Once they had stabilized him again, we knew that there was nothing we could to save him. Irreversible damage was being done by each of these episodes, and we knew he was in pain, and so with the blessing and encouragement of the doctor and nurses there, we did the only thing we felt like we could do: we had him disconnected from all of his wires, and let him snuggle on his mom’s chest. He passed away in our arms at about 1:45 am on Sunday, July 24.
Emmet and Finn
This will take a long time to process, and truthfully, it may be something we never fully process. For now, we have Finn to focus on, as well as Emmet and Finn’s older brother Dermot, who is old enough to have a personality that makes us smile, but young enough that he doesn’t yet understand what’s happened.
We’ll aim to provide periodic updates on Finn, who now carries the torch not just for himself, but for his big brother Emmet. It’s unfair to put such big hopes on such tiny shoulders, but Finn has already shown us how feisty he is, and given the chance, we know he can make us, and Dermot, and especially Emmet, proud.

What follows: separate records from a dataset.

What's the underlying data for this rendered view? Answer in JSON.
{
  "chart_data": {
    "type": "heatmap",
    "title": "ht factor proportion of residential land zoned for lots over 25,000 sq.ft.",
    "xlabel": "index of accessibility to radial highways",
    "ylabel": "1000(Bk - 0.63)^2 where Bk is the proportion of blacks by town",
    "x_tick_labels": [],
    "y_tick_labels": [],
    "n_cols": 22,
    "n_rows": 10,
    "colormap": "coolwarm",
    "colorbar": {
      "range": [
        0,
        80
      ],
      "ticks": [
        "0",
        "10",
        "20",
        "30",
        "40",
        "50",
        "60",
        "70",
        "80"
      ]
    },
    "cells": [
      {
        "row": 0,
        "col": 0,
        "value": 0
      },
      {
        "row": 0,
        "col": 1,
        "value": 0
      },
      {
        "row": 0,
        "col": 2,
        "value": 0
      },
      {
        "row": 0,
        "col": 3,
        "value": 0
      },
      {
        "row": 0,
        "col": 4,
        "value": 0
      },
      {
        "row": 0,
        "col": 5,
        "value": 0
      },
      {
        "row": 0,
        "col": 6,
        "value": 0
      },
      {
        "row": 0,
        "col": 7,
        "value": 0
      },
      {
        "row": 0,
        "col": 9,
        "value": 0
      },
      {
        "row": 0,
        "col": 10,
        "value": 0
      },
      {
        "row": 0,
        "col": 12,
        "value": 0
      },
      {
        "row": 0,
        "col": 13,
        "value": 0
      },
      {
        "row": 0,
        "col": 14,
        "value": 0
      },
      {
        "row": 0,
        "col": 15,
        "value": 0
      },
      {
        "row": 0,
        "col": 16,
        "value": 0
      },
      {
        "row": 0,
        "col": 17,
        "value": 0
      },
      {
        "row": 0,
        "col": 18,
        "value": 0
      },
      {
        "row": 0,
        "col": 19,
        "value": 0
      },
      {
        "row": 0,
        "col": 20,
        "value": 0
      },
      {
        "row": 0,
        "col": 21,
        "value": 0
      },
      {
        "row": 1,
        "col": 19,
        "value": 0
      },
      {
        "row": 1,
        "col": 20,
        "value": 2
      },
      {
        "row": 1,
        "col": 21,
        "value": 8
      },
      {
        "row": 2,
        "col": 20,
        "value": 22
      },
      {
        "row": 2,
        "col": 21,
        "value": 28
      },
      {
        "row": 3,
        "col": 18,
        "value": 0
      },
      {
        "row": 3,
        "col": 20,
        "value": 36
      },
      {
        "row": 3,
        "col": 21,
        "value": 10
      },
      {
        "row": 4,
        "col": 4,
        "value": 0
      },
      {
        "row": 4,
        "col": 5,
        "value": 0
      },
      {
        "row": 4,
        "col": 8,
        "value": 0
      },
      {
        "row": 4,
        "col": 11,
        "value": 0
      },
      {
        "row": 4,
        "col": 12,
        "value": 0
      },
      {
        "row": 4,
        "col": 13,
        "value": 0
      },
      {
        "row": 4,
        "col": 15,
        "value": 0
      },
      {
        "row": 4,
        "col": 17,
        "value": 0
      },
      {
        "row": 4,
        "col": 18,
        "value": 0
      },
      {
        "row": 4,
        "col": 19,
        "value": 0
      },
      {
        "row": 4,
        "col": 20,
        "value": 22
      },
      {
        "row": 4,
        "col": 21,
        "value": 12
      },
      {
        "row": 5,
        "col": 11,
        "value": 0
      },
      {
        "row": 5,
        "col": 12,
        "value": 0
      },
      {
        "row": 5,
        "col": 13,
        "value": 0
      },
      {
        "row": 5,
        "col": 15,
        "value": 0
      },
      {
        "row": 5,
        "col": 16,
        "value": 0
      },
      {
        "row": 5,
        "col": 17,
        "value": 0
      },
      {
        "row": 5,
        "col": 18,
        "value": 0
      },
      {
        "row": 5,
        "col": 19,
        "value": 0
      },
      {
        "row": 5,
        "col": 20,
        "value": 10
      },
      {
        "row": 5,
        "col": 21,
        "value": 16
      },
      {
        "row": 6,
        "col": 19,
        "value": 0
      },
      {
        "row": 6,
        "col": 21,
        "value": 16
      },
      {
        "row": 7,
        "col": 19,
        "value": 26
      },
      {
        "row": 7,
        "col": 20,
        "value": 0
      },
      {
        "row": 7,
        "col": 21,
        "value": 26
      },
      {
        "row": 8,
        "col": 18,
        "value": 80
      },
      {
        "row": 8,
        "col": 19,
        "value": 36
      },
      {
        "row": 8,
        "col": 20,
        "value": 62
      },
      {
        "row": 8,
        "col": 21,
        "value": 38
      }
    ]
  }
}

A few days after all of this, we met with the neonatologist from the NICU that night. She said that as she had struggled to come to grips with what had happened on Saturday night and Sunday morning, and considered how it would impact our family in general and Finn in particular as we go through life, a thought occurred to her.
“Finn and Emmet didn’t just spend 25 weeks together in utero. While everyone else who was in that room during Emmet’s 13 hours of life came and went — there was a change in nursing shift, I was in and out, and even you (Shannon and Kevin) were there for part of Emmet’s time here but not all of it — Finn never left his side. When you tell Finn someday about his twin brother, you can tell him that he was by his brother’s side for his brother’s entire life. And I think that will really mean something to him.”